Los ladrillos y el cemento, como el cuento de los tres chanchitos y el lobo. Parece indiscutible principalmente porque se trata de mejorar las condiciones para todos los que deciden participar en la vida de club, y además, porque lo construido permite que se generen vínculos y recursos para seguir creciendo. Ahora, el dilema existe porque, como pocos, el éxito deportivo provoca el acercamiento de la sociedad al club.
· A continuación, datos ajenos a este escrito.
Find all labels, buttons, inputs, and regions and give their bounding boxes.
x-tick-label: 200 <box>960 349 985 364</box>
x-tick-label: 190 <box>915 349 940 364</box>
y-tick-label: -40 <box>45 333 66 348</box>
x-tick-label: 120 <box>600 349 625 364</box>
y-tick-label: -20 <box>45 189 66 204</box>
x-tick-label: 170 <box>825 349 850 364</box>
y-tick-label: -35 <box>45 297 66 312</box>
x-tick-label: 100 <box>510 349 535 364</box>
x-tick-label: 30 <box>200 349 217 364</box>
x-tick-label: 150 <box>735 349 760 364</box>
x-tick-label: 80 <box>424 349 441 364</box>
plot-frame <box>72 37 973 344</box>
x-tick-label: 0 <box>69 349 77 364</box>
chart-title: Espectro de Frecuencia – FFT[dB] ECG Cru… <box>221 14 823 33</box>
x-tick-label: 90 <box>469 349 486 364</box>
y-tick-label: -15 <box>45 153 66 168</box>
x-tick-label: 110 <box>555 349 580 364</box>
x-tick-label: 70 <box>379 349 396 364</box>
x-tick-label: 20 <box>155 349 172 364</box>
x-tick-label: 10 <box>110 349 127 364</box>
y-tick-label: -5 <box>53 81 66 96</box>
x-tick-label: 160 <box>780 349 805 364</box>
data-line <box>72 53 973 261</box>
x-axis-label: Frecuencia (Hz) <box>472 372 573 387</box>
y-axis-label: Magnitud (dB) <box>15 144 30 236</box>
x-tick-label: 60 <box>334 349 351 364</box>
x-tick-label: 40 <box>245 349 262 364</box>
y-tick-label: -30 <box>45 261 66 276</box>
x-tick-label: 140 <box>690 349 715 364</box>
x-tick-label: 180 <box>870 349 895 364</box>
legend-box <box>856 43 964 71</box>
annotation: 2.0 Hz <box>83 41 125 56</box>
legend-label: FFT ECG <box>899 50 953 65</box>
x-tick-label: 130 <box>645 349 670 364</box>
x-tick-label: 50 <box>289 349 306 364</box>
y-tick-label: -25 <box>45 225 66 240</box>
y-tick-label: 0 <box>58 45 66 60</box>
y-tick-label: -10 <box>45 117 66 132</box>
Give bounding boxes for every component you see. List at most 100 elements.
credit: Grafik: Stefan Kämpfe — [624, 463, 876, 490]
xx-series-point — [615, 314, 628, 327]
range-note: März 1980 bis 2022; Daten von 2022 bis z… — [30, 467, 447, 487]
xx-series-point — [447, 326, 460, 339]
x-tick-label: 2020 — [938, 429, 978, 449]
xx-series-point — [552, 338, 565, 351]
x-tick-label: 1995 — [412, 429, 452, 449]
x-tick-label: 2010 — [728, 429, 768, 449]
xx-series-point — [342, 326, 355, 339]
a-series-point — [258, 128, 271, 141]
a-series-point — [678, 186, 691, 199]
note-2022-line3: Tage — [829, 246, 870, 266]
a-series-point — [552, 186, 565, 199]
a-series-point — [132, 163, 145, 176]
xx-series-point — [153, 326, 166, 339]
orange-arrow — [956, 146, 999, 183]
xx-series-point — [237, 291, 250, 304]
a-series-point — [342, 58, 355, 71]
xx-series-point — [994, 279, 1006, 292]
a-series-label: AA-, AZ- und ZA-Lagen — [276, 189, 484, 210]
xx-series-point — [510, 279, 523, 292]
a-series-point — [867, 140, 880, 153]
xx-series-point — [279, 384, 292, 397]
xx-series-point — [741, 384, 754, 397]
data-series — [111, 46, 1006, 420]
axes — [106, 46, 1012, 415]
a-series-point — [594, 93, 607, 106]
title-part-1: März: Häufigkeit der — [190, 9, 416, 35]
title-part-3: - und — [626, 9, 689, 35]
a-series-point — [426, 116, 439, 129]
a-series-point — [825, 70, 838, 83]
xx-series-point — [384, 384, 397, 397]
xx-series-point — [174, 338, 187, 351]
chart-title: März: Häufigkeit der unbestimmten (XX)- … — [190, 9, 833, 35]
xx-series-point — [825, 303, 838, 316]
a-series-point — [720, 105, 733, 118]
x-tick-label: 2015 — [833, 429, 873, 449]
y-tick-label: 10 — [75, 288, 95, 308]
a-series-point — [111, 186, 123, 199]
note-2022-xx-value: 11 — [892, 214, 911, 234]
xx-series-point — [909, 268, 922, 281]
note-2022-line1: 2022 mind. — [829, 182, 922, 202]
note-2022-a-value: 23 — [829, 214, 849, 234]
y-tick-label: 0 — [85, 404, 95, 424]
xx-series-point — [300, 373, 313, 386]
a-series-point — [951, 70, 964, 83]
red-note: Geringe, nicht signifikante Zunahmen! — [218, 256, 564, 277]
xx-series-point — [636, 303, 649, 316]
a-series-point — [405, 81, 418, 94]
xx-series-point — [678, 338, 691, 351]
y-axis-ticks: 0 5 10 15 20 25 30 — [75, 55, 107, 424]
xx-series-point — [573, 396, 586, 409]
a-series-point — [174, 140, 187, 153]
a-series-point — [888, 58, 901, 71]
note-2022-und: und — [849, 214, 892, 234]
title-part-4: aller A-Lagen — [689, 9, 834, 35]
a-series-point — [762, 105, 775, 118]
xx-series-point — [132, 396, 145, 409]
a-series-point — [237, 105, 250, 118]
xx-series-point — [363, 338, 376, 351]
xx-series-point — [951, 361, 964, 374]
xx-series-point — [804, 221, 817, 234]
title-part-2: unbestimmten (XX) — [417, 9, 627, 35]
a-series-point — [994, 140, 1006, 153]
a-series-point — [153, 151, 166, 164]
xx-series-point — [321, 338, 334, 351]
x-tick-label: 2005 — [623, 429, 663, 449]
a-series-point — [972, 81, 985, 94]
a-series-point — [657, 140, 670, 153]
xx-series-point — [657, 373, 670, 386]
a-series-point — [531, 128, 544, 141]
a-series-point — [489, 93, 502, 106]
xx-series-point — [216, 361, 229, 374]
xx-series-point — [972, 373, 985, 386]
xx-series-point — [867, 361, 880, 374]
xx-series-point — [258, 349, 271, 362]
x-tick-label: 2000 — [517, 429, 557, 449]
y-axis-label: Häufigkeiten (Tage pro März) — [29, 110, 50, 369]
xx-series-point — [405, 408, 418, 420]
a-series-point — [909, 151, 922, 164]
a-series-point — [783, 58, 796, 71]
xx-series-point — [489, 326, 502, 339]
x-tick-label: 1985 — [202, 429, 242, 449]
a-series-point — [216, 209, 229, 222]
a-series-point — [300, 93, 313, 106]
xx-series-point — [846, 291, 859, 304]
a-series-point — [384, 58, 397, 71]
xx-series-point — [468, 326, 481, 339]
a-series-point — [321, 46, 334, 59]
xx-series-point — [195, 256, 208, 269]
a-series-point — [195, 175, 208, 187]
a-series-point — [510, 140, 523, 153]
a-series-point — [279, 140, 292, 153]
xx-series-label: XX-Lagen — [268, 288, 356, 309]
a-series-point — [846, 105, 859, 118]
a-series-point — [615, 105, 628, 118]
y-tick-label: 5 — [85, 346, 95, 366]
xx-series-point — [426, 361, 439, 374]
Los atractivos desafíos deportivos son magnéticos y estimulantes para propios y ajenos.

Quizá la discusión o el dilema no tiene una sola respuesta correcta y el debate más profundo debería nacer ante el planteo de por qué los clubes deben elegir entre estas dos opciones con cierto dramatismo. ¿Existen políticas públicas que faciliten el trabajo de los dirigentes, considerando su aporte a la sociedad? ¿Es relevante el compromiso empresarial y de otros actores de peso en la sociedad con el desarrollo del deporte? En definitiva, por qué algo tan evidente y natural como el desarrollo deportivo y el de la infraestructura deben reñirse mientras los dirigentes buscan -con el nudo en la garganta- las monedas en el final de sus interminables y siempre demandados bolsillos.